Terry Bradshaw and Troy Aikman have a lot in common – both were former No. 1 overall draft picks who endured dreadful rookie seasons but then went on to win a combined seven Super Bowl appearances for a pair of dynasties. Bradshaw had a lower floor than Aikman, but a much higher ceiling; don’t forget that he did win a league MVP award and a pair of Super Bowl MVPs. Aikman was a largely unspectacular regular-season quarterback who turned in some phenomenal Super Bowl performances.
Bobby Layne is overlooked in today’s rankings, but he was a two-time All-Pro who won two NFL championships, despite awful playoff performances.
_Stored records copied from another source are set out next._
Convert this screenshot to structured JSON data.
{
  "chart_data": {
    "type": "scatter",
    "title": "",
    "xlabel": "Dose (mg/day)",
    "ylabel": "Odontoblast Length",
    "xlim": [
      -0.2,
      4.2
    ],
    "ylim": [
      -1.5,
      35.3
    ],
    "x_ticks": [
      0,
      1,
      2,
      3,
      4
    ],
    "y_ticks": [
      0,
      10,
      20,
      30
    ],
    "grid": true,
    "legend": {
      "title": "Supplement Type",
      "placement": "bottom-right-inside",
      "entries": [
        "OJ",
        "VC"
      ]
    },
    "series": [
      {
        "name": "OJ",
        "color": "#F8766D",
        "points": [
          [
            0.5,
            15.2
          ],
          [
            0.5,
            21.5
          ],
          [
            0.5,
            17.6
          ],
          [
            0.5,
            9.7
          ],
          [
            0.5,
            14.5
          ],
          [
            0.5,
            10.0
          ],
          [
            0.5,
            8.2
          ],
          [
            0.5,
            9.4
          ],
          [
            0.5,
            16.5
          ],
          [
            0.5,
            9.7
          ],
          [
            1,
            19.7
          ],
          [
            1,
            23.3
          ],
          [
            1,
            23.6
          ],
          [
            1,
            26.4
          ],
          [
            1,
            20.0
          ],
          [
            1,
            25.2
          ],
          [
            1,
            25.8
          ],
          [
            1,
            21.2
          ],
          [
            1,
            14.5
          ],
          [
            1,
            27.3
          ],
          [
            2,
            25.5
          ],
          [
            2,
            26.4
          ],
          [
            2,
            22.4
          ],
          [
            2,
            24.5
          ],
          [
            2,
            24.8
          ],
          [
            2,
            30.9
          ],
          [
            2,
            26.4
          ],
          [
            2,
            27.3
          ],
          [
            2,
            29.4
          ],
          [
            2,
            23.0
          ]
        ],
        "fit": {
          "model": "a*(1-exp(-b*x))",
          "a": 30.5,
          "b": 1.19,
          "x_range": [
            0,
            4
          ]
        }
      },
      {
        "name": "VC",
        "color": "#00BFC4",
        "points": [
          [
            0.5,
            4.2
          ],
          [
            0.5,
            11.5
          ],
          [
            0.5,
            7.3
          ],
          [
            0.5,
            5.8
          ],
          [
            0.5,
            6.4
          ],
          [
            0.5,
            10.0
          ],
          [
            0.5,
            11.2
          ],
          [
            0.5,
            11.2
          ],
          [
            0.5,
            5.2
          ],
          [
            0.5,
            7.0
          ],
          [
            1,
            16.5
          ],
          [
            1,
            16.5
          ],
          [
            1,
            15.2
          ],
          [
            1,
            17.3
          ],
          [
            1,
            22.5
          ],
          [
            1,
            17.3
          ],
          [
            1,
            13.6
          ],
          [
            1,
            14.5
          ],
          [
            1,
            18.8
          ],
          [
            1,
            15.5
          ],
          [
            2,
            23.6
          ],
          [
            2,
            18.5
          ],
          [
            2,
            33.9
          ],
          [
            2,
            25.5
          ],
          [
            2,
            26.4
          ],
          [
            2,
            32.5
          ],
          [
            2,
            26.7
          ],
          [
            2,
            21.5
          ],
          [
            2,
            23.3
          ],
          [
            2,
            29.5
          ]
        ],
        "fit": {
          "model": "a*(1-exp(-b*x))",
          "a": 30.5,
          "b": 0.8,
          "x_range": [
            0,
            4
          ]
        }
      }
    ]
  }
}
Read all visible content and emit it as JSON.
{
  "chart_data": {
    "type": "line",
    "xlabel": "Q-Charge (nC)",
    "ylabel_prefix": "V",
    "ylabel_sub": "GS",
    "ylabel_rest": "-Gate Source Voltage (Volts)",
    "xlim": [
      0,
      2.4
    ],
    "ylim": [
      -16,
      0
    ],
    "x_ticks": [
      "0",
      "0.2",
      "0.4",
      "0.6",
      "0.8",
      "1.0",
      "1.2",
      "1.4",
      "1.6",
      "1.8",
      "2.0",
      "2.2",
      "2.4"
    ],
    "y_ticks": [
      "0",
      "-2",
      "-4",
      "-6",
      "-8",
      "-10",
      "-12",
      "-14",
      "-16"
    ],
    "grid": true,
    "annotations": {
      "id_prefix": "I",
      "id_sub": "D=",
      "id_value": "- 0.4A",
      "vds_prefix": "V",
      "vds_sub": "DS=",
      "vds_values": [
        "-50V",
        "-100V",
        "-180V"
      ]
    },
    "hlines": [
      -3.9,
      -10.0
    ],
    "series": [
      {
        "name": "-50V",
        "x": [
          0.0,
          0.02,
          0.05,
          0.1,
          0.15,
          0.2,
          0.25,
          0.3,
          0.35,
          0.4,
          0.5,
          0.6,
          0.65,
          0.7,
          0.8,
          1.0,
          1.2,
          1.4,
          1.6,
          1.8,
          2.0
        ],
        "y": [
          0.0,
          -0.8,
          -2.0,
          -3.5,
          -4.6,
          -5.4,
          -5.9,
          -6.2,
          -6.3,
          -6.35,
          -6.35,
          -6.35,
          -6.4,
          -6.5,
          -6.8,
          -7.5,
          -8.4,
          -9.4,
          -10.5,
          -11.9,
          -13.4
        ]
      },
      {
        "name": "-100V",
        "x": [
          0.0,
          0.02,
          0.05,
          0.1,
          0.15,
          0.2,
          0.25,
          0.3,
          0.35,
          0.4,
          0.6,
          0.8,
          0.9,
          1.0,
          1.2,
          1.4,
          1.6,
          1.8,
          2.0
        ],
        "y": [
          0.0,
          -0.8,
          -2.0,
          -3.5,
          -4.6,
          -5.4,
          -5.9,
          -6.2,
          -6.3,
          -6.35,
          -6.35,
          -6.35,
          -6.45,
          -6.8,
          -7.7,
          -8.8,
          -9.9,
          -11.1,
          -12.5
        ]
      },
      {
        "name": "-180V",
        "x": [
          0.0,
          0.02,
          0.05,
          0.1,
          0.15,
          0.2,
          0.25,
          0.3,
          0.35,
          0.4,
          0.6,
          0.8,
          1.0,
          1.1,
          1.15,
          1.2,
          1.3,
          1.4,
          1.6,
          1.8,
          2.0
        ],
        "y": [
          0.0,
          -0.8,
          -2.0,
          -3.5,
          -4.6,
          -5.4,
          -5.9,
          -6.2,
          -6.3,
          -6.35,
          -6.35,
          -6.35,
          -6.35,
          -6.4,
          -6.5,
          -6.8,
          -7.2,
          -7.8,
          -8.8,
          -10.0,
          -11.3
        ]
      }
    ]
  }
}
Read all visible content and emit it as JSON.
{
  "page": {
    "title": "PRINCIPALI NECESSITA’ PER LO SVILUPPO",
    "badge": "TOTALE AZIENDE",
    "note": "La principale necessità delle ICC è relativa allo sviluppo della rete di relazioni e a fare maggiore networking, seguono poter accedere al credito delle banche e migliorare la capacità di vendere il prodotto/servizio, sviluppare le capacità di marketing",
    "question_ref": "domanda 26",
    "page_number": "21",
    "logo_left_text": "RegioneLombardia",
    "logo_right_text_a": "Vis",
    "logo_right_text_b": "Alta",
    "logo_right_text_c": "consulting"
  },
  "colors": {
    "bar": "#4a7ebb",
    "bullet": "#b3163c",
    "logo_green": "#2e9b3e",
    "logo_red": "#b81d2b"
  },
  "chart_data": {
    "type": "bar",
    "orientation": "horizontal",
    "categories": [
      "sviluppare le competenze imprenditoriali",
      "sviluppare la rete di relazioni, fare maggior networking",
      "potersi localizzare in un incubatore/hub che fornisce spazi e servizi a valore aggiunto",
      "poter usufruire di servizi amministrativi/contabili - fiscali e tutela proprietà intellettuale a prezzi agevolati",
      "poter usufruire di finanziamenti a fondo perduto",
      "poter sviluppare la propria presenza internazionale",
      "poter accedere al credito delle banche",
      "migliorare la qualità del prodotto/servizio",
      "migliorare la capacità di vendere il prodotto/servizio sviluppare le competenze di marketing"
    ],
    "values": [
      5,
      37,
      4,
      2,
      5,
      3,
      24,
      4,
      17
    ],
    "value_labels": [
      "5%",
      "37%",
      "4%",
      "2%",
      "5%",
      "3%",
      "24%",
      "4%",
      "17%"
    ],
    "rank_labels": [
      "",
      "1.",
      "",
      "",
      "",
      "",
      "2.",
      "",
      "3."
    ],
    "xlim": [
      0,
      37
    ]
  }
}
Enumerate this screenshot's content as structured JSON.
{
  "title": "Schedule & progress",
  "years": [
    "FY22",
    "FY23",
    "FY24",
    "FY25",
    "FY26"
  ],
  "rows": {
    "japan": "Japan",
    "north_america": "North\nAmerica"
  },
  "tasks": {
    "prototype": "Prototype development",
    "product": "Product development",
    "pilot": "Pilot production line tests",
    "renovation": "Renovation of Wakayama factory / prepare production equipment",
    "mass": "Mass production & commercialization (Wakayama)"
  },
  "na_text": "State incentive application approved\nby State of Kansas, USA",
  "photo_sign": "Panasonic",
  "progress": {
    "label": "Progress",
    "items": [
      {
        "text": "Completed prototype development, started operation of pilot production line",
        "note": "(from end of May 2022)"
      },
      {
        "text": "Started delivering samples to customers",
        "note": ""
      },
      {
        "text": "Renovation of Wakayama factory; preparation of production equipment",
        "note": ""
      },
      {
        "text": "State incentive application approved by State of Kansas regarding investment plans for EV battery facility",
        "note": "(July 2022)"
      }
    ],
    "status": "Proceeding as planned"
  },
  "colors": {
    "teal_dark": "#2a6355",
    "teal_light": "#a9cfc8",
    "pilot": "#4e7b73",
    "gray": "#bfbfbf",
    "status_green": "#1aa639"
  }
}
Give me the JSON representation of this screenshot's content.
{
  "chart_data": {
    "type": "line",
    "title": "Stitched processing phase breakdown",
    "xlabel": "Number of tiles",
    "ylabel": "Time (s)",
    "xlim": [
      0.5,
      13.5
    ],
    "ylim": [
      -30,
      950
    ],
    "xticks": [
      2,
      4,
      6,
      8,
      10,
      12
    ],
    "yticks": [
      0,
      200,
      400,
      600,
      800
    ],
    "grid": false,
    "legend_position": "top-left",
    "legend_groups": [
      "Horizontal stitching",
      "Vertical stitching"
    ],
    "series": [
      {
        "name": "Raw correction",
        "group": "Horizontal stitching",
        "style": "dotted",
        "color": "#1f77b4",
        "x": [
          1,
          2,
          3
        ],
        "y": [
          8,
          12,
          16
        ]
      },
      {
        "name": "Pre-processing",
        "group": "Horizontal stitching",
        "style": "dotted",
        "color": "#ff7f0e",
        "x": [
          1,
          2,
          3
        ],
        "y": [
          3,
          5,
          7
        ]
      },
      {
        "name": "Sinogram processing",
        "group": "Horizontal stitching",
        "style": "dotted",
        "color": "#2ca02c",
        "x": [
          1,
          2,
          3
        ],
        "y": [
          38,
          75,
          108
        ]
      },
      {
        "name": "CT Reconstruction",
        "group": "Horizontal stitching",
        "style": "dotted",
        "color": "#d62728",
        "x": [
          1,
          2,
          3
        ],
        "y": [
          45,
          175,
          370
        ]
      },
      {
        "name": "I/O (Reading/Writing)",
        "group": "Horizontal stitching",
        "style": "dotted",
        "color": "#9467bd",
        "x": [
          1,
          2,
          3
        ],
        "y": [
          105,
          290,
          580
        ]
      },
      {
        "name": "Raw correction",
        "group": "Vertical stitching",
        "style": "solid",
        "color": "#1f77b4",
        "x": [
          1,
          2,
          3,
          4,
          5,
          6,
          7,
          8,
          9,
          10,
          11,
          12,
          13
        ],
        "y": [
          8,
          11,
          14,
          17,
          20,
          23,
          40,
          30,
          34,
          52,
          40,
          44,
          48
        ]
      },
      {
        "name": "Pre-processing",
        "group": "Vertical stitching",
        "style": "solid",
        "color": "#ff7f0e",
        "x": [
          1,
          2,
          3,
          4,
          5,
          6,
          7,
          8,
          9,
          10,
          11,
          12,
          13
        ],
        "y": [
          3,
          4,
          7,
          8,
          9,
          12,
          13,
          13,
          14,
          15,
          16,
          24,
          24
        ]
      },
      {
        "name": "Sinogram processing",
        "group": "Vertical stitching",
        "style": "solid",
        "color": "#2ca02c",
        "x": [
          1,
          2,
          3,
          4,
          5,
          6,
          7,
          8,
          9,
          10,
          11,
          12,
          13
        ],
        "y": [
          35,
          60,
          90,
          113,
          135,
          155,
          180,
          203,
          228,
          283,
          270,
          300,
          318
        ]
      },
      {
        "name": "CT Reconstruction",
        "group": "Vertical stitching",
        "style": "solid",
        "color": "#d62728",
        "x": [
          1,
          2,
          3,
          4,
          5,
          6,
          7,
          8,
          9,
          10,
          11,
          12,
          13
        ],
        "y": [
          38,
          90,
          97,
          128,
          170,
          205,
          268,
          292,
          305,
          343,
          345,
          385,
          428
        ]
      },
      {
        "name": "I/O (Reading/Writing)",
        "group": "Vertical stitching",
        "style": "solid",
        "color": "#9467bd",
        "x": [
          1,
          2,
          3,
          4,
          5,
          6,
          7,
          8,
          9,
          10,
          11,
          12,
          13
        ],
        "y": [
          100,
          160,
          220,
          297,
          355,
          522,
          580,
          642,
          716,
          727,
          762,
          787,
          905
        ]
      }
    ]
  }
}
Roman Gabriel made Pro Bowls with two different teams, won a league MVP award, and took a low number of sacks.
You can’t evaluate Ken Stabler without seeing a barrage of interceptions, and while he threw too many even for his era, he was a playmaker, a former league MVP, and the only AFC quarterback to win a Super Bowl during the Pittsburgh Steelers dynasty.
Matt Ryan climbed up these rankings after a phenomenal 2016 season that saw him win the league MVP award, establish the highest YPA average (9.3) of any 16-game starting QB, and post the highest playoff passer rating this league has ever seen.
|41. Dave Krieg (39)|
|42. Bob Griese (48)|
|43. Rich Gannon (40)|
|44. Steve McNair (43)|
|45. Randall Cunningham (36)|
|46. Bob Waterfield (44)|
|47. Russell Wilson (60)|
|48. Jeff Garcia (45)|
|49. Eli Manning (46)|
|50. Mark Brunell (47)|
I moved some players around a little in these rankings, sliding Bob Griese up after taking another look at his impressive yards-per-attempt average and plummeting Randall Cunningham after more evaluation of his horrific sack numbers.
Rich Gannon is the most unlikely player to make this list, considering he was drafted with the intent to be moved to running back and was at one point a 33-year-old journeyman with 66 career touchdown passes and a 75.6 passer rating. He clicked under Jon Gruden’s offense in Oakland, making four straight Pro Bowls and winning a league MVP award before a neck injury ended his career.
Russell Wilson has only played five seasons, but he’s done enough to be on a HOF track. Eli Manning had s bunch of mediocre years, but two strong Super Bowl performances could get him into Canton. Mark Brunell just edges out Carson Palmer for that final spot in the top 50.